Label-free detection of viruses on a polymeric surface using liquid crystals.

In this study, we demonstrated a label-free detection of viruses using liquid crystals (LCs) on a polymeric surface with periodic nanostructures. The polymeric nanostructures, which hold sinusoidal anisotropic patterns, were created by a sequential process of poly-(dimethylsiloxane) buckling and replication of the patterns on a poly-(urethane acrylate) surface containing a film of gold. After immobilization of human cytomegalovirus- and adenovirus-antibodies onto the polymeric surface treated with a mixed self-assembled monolayer, a uniform appearance reflecting the uniform orientation of 4-cyano-4'-pentylbiphenyl (5CB) was observed.

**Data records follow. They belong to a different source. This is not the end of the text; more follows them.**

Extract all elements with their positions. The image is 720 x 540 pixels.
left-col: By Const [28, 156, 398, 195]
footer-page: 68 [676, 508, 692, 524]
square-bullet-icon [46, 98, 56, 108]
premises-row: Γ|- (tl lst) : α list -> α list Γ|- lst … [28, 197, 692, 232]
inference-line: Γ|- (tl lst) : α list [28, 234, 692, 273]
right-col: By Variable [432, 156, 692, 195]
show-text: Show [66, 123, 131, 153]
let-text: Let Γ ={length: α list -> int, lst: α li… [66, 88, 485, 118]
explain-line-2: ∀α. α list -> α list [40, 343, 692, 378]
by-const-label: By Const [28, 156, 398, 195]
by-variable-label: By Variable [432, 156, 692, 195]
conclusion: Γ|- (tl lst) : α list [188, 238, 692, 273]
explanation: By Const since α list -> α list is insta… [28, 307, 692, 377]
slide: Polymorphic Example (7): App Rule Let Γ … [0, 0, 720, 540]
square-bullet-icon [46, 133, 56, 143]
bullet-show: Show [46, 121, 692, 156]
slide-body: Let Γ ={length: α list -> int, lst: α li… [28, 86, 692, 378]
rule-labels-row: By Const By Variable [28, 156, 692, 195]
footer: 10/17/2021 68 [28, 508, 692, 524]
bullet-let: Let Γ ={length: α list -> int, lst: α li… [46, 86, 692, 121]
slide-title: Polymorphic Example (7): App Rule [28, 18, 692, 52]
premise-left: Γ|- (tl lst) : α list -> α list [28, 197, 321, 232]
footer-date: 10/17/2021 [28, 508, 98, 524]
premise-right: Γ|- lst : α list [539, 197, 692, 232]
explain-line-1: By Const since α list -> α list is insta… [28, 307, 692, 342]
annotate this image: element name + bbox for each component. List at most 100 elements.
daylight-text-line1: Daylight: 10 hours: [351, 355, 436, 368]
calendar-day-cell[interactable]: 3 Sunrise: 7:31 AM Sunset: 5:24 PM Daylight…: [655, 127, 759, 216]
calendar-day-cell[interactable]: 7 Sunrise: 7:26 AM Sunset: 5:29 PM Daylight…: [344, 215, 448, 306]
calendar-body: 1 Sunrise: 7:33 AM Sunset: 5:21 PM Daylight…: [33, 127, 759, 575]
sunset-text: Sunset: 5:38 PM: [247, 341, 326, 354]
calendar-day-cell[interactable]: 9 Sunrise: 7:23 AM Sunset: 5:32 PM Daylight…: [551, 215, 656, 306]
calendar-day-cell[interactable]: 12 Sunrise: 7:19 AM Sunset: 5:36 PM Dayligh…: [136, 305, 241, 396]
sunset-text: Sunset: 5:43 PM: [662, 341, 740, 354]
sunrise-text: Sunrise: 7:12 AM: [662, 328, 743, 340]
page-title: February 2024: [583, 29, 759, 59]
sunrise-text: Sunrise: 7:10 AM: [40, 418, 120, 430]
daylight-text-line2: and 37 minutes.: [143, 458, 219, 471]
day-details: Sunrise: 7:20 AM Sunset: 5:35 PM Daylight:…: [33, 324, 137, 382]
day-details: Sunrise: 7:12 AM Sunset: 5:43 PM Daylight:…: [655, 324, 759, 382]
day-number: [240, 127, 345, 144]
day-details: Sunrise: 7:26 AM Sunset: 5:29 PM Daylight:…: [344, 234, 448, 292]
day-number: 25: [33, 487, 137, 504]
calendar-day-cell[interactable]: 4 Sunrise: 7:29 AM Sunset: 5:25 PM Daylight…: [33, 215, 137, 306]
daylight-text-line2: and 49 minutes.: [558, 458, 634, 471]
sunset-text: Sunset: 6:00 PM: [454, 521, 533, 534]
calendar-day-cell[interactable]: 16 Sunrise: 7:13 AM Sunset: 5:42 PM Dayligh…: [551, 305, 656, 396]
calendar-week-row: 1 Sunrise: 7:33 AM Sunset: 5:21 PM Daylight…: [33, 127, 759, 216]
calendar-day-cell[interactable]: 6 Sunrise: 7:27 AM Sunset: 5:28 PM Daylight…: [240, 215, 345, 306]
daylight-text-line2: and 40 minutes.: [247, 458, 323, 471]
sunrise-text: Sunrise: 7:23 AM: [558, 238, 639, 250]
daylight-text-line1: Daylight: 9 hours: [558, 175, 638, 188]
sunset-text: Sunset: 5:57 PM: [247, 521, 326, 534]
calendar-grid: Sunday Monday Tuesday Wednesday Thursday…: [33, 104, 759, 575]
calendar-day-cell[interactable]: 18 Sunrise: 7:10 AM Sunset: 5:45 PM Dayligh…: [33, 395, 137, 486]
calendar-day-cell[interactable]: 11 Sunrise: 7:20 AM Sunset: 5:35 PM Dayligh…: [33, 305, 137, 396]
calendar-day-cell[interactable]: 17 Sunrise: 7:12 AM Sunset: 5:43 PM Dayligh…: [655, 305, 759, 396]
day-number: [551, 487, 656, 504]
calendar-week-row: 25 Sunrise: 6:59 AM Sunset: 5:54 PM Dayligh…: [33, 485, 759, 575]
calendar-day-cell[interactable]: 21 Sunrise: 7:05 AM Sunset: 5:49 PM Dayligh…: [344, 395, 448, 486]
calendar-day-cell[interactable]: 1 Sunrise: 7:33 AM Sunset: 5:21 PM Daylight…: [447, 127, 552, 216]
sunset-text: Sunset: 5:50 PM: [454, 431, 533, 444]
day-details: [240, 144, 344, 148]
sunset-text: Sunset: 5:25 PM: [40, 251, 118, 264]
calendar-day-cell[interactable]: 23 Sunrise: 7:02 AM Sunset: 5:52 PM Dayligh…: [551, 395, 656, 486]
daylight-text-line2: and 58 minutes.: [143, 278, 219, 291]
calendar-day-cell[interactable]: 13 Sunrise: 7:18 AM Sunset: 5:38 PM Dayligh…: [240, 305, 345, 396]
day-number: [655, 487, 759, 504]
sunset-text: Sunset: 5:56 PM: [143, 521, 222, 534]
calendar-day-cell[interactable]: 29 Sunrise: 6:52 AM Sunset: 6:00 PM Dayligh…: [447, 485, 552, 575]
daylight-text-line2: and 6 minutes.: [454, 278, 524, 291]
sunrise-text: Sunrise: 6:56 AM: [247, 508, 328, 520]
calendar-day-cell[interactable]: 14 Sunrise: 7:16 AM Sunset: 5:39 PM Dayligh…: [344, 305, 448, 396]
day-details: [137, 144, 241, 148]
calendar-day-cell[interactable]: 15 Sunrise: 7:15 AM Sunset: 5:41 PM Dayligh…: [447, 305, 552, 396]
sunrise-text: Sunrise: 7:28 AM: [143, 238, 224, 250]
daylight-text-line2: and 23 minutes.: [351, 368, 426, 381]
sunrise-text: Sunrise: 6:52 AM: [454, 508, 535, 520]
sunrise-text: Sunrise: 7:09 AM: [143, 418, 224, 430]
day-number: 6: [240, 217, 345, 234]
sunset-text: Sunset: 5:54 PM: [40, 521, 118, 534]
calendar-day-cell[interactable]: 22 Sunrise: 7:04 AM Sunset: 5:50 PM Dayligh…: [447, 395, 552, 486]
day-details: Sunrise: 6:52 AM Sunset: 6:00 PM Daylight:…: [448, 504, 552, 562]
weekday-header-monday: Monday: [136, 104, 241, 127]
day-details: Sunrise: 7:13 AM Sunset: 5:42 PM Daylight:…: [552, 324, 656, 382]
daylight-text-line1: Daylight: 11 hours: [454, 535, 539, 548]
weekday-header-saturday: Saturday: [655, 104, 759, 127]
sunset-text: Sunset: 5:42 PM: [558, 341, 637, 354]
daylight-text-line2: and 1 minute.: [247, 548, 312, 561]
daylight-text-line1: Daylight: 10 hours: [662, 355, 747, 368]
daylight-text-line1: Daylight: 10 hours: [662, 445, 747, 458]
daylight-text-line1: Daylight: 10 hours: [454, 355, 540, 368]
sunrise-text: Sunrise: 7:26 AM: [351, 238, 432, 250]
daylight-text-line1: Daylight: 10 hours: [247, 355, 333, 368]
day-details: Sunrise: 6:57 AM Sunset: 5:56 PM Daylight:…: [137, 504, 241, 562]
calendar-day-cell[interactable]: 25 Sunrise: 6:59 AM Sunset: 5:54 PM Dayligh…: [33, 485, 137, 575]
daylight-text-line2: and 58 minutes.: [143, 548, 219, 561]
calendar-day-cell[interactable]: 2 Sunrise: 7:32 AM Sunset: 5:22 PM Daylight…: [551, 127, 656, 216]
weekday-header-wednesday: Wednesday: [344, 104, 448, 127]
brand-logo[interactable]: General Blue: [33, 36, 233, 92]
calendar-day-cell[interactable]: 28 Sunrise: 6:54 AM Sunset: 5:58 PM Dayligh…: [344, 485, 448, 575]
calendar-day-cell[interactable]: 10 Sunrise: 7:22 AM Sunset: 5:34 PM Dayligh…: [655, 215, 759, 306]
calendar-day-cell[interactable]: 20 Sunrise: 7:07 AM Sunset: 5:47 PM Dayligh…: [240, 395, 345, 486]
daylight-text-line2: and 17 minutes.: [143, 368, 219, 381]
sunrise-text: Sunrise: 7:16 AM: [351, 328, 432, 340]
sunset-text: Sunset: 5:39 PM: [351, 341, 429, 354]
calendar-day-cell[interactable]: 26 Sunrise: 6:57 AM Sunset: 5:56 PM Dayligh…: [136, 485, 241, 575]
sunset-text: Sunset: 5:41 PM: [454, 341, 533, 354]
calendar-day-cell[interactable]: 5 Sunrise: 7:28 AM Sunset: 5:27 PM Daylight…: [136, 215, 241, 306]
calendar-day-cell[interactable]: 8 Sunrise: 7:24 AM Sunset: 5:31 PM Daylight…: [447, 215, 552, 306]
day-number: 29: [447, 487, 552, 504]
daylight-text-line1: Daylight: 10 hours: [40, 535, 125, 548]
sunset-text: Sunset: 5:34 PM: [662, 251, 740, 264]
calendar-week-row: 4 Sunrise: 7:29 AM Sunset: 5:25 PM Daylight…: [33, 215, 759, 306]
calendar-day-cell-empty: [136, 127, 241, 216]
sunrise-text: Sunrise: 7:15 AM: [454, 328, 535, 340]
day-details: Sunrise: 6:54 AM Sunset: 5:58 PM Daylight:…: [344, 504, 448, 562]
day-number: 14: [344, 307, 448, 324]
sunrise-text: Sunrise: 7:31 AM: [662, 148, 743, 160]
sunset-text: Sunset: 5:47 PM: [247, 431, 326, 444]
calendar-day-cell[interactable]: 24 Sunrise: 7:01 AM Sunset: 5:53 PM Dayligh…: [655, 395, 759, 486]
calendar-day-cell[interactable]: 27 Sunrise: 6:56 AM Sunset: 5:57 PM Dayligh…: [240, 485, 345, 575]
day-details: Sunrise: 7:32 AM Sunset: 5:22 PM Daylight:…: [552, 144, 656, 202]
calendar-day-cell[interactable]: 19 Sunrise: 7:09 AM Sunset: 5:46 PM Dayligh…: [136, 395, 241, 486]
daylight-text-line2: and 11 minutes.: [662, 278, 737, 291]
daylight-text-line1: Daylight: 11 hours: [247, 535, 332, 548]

Conversely, binding of viruses to their antibody decorated surface induced a random appearance of 5CB from the random orientation of 5CB. The uniform to random orientational transition of 5CB indicates that the anisotropic topography of the polymeric surface was masked after specific binding of viruses to the antibody decorated surface. We evaluated the specificity of the binding events by confirming topographical changes and optical thickness using atomic force microscopy and ellipsometry, respectively. These results demonstrate that polymeric surfaces with continuous anisotropic patterns can be used to amplify the presence of nanoscopic virions into an optical response of LC, as well as expand the scope of LC-based biological detection on polymeric solid surfaces.